ロータスといえば、第二次大戦終結から間もない1948年、コリン・チャップマンという若者が造り上げた小さなスペシャルに始まるイギリスのスポーツカーメーカー。その成長期の1950~60年代には超軽量設計を特徴とするスポーツカーやレーシングカーを数多く輩出したことによって、小型軽量でハンドリングに優れたクルマを生み出すブランドとして世界中のエンスージアストから認知され、マニアに熱く支持されてきた。

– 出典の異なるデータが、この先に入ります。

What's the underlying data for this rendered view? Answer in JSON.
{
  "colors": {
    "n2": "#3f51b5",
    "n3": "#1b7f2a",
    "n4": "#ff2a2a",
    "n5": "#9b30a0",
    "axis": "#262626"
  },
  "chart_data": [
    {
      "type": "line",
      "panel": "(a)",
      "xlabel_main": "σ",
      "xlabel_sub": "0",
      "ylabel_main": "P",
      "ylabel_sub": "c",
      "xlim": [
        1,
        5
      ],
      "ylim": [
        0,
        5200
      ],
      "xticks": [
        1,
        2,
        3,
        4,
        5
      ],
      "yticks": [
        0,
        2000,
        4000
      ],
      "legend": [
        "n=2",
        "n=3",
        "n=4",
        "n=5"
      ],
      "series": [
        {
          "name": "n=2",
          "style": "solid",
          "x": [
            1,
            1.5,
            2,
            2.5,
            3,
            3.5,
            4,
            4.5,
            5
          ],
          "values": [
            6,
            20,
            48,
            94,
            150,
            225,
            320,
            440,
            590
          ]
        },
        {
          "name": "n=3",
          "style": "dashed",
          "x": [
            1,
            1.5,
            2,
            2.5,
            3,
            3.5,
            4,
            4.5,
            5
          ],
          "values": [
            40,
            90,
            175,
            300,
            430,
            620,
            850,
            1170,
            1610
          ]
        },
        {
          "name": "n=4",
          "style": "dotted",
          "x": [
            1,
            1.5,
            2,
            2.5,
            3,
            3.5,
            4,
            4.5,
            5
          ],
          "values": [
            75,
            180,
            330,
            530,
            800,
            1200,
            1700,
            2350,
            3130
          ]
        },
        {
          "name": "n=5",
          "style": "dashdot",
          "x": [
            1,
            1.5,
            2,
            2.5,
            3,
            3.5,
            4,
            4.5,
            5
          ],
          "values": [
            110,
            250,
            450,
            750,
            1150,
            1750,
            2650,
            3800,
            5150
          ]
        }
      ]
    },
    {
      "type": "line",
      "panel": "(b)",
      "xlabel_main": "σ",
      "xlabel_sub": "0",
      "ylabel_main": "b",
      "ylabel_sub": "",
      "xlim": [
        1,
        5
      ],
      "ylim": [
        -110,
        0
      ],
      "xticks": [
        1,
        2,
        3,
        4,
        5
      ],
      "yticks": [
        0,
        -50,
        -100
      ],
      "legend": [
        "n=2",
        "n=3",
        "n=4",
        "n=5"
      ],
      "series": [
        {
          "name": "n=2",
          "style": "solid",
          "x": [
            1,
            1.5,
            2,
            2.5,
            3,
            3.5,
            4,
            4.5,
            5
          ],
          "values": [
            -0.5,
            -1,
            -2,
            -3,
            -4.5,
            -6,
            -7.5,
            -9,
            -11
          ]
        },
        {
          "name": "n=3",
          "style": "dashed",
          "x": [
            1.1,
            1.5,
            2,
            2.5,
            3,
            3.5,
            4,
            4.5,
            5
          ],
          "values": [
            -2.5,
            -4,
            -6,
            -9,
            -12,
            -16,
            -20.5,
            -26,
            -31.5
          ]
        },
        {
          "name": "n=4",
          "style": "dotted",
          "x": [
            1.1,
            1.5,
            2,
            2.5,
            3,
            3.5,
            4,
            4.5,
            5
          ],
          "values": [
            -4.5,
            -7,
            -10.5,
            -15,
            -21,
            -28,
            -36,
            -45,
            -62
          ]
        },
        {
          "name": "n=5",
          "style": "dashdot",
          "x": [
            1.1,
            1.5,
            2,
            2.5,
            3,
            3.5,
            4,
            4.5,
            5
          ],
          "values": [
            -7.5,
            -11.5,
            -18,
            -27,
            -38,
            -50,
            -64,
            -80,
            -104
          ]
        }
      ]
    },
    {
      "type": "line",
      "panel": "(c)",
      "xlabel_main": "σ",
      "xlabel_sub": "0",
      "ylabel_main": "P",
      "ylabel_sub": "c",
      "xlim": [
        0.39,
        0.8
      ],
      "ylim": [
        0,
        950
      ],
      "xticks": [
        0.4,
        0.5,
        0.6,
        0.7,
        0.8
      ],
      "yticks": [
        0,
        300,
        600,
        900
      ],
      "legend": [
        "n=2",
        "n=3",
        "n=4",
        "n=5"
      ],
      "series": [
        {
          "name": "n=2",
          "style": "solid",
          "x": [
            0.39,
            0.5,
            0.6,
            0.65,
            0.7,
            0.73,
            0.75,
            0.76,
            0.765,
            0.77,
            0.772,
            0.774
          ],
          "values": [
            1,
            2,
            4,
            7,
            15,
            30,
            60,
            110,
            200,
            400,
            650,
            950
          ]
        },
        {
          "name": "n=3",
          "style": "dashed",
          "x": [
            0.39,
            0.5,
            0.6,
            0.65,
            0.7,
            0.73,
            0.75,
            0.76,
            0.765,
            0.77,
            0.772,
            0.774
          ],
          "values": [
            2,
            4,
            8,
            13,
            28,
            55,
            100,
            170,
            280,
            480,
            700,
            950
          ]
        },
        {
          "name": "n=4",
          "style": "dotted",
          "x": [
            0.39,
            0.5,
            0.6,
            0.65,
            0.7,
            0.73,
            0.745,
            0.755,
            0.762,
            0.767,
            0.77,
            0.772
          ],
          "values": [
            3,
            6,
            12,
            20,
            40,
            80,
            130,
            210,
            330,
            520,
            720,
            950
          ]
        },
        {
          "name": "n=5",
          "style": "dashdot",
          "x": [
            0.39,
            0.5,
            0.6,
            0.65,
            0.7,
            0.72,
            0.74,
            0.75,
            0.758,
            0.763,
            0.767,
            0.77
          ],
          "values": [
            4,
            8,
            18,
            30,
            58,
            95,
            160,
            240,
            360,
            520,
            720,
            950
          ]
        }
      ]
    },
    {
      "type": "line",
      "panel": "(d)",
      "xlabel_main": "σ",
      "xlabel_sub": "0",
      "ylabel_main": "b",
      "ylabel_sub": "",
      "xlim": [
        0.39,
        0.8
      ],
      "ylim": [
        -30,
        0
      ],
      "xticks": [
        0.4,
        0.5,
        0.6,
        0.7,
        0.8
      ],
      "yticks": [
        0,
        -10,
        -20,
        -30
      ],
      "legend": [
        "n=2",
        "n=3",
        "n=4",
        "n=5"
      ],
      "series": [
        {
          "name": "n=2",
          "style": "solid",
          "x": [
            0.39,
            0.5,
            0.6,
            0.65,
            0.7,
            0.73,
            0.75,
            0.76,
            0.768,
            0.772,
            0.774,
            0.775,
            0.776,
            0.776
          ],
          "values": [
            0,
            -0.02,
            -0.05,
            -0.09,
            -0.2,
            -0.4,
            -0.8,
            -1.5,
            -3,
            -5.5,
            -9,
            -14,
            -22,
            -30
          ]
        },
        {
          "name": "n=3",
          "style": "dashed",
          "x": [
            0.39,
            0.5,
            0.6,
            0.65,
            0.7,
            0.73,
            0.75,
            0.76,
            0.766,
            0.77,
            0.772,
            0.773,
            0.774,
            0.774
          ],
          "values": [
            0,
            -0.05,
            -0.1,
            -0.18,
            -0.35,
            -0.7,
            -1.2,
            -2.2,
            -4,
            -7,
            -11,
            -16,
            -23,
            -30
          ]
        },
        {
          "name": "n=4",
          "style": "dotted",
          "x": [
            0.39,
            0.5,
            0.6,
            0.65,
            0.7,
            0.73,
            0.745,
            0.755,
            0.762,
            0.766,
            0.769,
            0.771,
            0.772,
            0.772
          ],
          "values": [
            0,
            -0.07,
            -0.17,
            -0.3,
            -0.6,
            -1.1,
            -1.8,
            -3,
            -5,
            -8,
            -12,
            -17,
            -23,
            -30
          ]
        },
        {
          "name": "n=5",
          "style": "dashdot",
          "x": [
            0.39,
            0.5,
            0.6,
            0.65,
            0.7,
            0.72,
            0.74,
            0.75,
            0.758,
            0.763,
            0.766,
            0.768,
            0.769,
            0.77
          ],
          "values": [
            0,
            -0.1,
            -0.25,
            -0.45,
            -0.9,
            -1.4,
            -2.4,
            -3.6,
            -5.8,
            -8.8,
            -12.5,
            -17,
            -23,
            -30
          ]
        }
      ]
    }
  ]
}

ロータスはこれまでの歴史のなかで何度かの転機を経てきたが、実は今また新しい転機を迎えている。1995年以来、マレーシアのプロトンがスポンサーであることに変わりはないが、2009年にフェラーリから新しいCEOとチーフデザイナーを迎え入れ、去年のパリサロンにこれまでのロータスより大きいサイズのコンセプトカーを5台も出展、それらすべての実車を2015年までに市販に移すという大胆な計画を公表した。

つまり今のロータスは、チャップマンが築いた小型軽量で先鋭的なスポーツカーを生み出すエンスージアスト向けのスペシャルなメーカーというスタイルから、高性能で高価なスポーツカーを富裕層に向けて送り出すフェラーリやアストンマーティンのようなブランドへと、大きく変身しようとしているわけだ。

 

そういう新たなる野望に燃えた現行ロータスから、従来型で最も上級のモデルである3.5リッターV6ミドエンジンのエヴォーラに、2つのバリエーションが追加された。1970年代半ばに発表され、90年代初頭まで生き残った2代目エリート/エクラ/エクセルのAT仕様以来およそ20年ぶりの2ペダルロータスとなる「エヴォーラIPS」と、MTの高性能版「エヴォーラS」がそれである。